Giovedì 21 febbraio Monti ha comunque effettuato una correzione di tiro (VIDEO): "So bene che la Cancelliera Merkel non interferisce nelle elezioni italiane. Non solo non è vero ma non è neanche verosimile". Il Professore ha inoltre spiegato che l'affermazione che la Cancelliera non avrebbe gradito una vittoria del Pd a pochi mesi dalle elezioni tedesche era una deduzione per "smentire" l'affermazione di Berlusconi che dipinge la Cancelliera benedicente l'alleanza Monti-Pd.

Parole che però non hanno risparmiato il premier uscente dalle critiche piovute più o meno da tutti gli schieramenti. Bersani si è detto dispiaciuto per quella che ha definito una “gaffe” (VIDEO). “I governi europei si rispettano reciprocamente – ha detto il segretario del Pd – un intervento del genere da parte del leader tedesco è impensabile". Attacchi sono arrivati a Monti anche dal segretario Pdl Angelino Alfano (“Se l’avesse fatto Berlusconi…” VIDEO) e da quello della Lega Roberto Maroni (VIDEO), oltre che dal leader di Sel Nichi Vendola.

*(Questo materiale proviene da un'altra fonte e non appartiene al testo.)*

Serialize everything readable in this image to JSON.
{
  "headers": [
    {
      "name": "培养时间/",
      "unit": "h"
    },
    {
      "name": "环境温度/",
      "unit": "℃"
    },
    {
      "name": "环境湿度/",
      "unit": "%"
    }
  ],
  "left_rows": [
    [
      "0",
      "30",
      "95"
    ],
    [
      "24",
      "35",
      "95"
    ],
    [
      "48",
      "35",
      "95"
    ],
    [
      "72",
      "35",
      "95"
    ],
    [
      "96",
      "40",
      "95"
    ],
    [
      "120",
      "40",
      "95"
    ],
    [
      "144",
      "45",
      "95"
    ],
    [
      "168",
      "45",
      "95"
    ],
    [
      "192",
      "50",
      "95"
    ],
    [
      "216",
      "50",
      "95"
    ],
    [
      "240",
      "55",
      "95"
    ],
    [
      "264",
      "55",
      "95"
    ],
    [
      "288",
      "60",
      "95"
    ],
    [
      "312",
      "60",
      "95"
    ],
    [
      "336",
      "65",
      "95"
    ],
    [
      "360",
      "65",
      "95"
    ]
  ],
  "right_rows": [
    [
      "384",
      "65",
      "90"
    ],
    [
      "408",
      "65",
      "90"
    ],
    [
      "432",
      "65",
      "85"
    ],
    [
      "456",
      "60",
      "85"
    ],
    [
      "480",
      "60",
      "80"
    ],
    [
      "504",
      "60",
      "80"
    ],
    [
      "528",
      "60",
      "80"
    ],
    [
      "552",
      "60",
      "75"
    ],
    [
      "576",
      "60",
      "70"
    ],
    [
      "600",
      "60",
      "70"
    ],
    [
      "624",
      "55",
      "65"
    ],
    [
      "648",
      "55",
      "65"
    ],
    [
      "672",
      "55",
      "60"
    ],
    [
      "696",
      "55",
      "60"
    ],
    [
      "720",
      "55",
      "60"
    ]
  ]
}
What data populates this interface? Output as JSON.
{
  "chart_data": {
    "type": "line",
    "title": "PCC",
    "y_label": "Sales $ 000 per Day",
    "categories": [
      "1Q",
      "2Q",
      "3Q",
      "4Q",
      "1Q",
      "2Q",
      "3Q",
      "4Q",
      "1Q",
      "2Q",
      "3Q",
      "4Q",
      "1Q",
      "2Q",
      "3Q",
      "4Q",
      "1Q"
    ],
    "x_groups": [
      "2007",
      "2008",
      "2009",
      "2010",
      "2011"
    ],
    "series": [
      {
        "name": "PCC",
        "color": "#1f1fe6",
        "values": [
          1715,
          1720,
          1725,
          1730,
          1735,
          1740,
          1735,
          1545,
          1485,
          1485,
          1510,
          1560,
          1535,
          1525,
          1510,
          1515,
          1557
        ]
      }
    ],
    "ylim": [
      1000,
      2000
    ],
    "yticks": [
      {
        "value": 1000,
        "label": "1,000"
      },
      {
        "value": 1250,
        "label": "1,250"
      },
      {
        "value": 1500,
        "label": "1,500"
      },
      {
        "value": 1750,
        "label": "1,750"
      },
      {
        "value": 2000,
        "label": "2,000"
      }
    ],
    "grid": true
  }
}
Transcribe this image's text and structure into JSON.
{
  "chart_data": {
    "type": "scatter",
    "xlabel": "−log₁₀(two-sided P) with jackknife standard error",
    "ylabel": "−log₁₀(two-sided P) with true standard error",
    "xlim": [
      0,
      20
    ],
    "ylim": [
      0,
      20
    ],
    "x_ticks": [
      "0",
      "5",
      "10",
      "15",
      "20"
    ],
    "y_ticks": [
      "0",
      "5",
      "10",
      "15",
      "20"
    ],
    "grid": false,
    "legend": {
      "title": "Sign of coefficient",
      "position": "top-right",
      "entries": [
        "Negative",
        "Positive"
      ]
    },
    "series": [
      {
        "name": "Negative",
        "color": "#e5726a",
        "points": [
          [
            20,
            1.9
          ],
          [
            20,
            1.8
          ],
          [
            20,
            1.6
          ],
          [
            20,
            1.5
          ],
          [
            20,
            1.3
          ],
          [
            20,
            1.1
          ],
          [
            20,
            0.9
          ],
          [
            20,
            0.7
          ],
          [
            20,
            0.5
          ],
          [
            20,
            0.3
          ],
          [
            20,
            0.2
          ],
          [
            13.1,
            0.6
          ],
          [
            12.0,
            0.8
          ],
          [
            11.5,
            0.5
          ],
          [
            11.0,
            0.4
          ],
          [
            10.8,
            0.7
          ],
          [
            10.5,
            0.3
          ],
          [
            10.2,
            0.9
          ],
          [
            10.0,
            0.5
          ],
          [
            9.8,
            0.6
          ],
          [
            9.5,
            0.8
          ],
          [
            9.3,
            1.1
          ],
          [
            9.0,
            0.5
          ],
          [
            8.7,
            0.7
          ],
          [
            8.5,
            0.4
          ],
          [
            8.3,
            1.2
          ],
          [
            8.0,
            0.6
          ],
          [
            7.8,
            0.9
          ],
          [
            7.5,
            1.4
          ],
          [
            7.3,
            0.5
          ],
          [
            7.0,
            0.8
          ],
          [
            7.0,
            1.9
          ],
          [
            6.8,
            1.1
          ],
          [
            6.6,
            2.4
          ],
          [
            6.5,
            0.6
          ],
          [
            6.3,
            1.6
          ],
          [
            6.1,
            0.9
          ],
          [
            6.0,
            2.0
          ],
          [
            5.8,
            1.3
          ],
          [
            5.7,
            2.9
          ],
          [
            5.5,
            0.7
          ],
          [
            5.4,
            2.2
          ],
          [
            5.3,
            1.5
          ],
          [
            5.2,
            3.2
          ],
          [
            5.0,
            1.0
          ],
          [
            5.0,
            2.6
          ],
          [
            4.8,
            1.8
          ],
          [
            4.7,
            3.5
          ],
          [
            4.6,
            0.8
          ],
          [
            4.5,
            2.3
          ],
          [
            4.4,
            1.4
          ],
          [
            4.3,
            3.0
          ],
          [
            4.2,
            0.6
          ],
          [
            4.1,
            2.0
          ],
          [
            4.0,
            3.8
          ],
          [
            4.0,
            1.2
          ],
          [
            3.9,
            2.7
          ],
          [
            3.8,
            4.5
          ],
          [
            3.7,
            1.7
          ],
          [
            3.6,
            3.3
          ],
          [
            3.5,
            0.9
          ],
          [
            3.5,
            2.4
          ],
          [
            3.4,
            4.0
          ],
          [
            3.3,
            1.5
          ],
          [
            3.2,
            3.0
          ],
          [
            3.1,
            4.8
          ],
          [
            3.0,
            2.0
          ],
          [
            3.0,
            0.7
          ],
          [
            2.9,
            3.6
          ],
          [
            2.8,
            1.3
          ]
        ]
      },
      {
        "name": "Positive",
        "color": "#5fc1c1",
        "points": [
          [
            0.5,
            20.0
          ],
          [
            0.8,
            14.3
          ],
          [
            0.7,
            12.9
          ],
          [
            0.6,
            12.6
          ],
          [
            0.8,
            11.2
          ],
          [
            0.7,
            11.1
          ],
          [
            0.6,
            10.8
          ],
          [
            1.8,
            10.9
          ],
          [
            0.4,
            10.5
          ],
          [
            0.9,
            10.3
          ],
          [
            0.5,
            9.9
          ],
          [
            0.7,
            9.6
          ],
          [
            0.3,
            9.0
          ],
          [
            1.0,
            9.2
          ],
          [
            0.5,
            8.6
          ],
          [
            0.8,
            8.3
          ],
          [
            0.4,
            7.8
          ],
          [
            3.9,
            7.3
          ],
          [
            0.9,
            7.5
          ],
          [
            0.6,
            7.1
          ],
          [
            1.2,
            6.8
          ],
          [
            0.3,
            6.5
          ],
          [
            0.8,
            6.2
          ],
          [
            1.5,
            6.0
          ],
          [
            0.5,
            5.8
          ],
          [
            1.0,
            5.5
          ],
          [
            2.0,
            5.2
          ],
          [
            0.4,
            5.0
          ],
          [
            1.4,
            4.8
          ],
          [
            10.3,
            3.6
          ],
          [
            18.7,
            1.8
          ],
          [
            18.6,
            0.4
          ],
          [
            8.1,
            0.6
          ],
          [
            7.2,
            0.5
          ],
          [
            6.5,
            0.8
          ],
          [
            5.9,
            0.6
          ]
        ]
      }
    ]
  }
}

Intanto, sempre nella giornata di giovedì 21, il presidente della Repubblica, Giorgio Napolitano, con una nota ha chiuso alla possibilità di un secondo mandato al Quirinale.
A Cremona invece la procura ha aperto un’inchiesta che ipotizza il reato di falso in atto pubblico in relazione a firme raccolte le liste per le regionali dell'ex sindaco di Milano, Gabriele Albertini e per quelle per le politiche della lista Monti. Si tratterebbe di una trentina di firme “copiate” da una lista all'altra.